Philippine economists pointed to Washington’s tariff policy as partly the culprit behind the country’s manufacturing sector entering into contraction mode.

Ateneo De Manila University (ADMU) economist Leonardo A. Lanzona, Jr. said ‘this has to do with the poor performance in exports.’

‘I think this has to do with the poor performance in exports. Manufacturing is significantly linked with exports. Hence, given the global headwinds, particularly with Trump’s unconventional policies, exports are down, bringing down manufacturing as well,’ Lanzona told the BusinessMirror in a Viber message on Wednesday.

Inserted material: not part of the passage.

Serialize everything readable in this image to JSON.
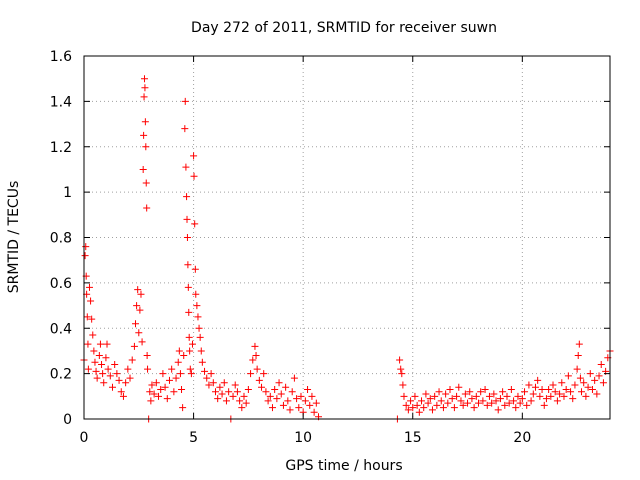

Data from the Philippine Statistics Authority (PSA) showed that export earnings growth slowed in August as outbound shipments only grew 4.6 percent to $7.06 billion in August from the $6.75 billion in the same period last year.

It may be noted that after peaking at 26.9 percent in June 2025, export earnings slowed to 17.6 percent in July and posted single-digit growth in August.

Rizal Commercial Banking Corporation (RCBC) Chief Economist Michael L. Ricafort said the contraction in the Philippine manufacturing sector could be largely attributed to the weather-related disruptions, particularly the series of storms and flooding which he said reduced working days for some local manufacturers.

Ricafort added this could also partly be due to US President Donald Trump’s higher tariffs that could reduce demand for exports from other countries, trade wars, and other protectionist measures ‘that led to some wait-and-see attitude for some exports from the country and also exports in the global supply chains in terms of more cautious stance on their production and capacity.’